Holding the title of Mother of Fraternities, Union College has a long and rich tradition (198 years) with Greek life, being the founding institution of organizations. There are three councils on campus: the Interfraternity Council (IFC), Panhellenic Council, and the Multicultural Greek Council. Each council is overcharged with chapters or houses that are under their jurisdiction. For example, IFC is overcharged with all the operations of the fraternities on campus, such as overseeing the entire recruitment process and following their legislation. Panhellenic council is the overarching council for the sororities on campus, and the Multicultural Greek Council administers the Alpha Phi Alpha Fraternity, a historically African American fraternity. There are also service organizations for those who are passionate about giving back to the community, which mainly focus on community service and community building.
For recruitment requirements, students have to have at least a sophomore standing with less than five disciplinary points and a minimum grade point average of 2.5. Zach Kaiser, Assistant Director of Fraternity and Sorority Life, stressed the importance of GPA during the information session, repeatedly stating that there are absolutely no exceptions to this requirement.
Once students receive their bid, they must participate in new member education and critical conversations series to ensure safety and awareness of responsibilities as role models and new leaders in the Union College community. Students must also learn about the history and rituals of one’s organization, as well as meeting and bonding with new members.
As a member of their chapter, students must commit to both finance and service. Participating in chapter meetings, events, and community service opportunities, living in your chapter facility for a minimum of three terms after signing a housing contract, and paying new member and chapter fees are all part of the responsibilities Greek Life members have to take on.

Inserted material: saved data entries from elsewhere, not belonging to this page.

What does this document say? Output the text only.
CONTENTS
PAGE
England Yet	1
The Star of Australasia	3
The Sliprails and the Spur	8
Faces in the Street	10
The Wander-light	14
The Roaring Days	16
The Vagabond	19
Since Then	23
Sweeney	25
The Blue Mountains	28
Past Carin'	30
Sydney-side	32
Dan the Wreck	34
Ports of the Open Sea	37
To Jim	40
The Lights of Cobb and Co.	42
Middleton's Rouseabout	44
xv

To help with the financial obligations of joining Greek Life, Union College’s Fraternity and Sorority Life Office is offering need-based grants to help subsidize chapter dues, also known as Fraternity Sorority Life Opportunity Fund (FSL Opportunity Fund). Assistance is based on your financial need, as determined by your financial aid information on record with the college, which means the amount you will receive from the aid will vary by need and availability. Assistance will only be granted after students have received an offer to be part of a house.
As the session reached the end, Kaiser discussed further opportunities for involvement beyond membership. Attending events such as being part of the Greek Week Committee or the Diversity and Inclusion Committee Council is one way to engage with councils and the larger Greek community. Lastly, Kaiser covered the Order of Omega, which is the honorary society for Greek life. It is only open to juniors and seniors based on involvement and scholarship as well as a personal statement stating why one is a great addition to the Order of Omega.
In addition to many advantages that look excellent on a resume, like community services and leadership development, Greek life organizations also provide members with lifetime connections.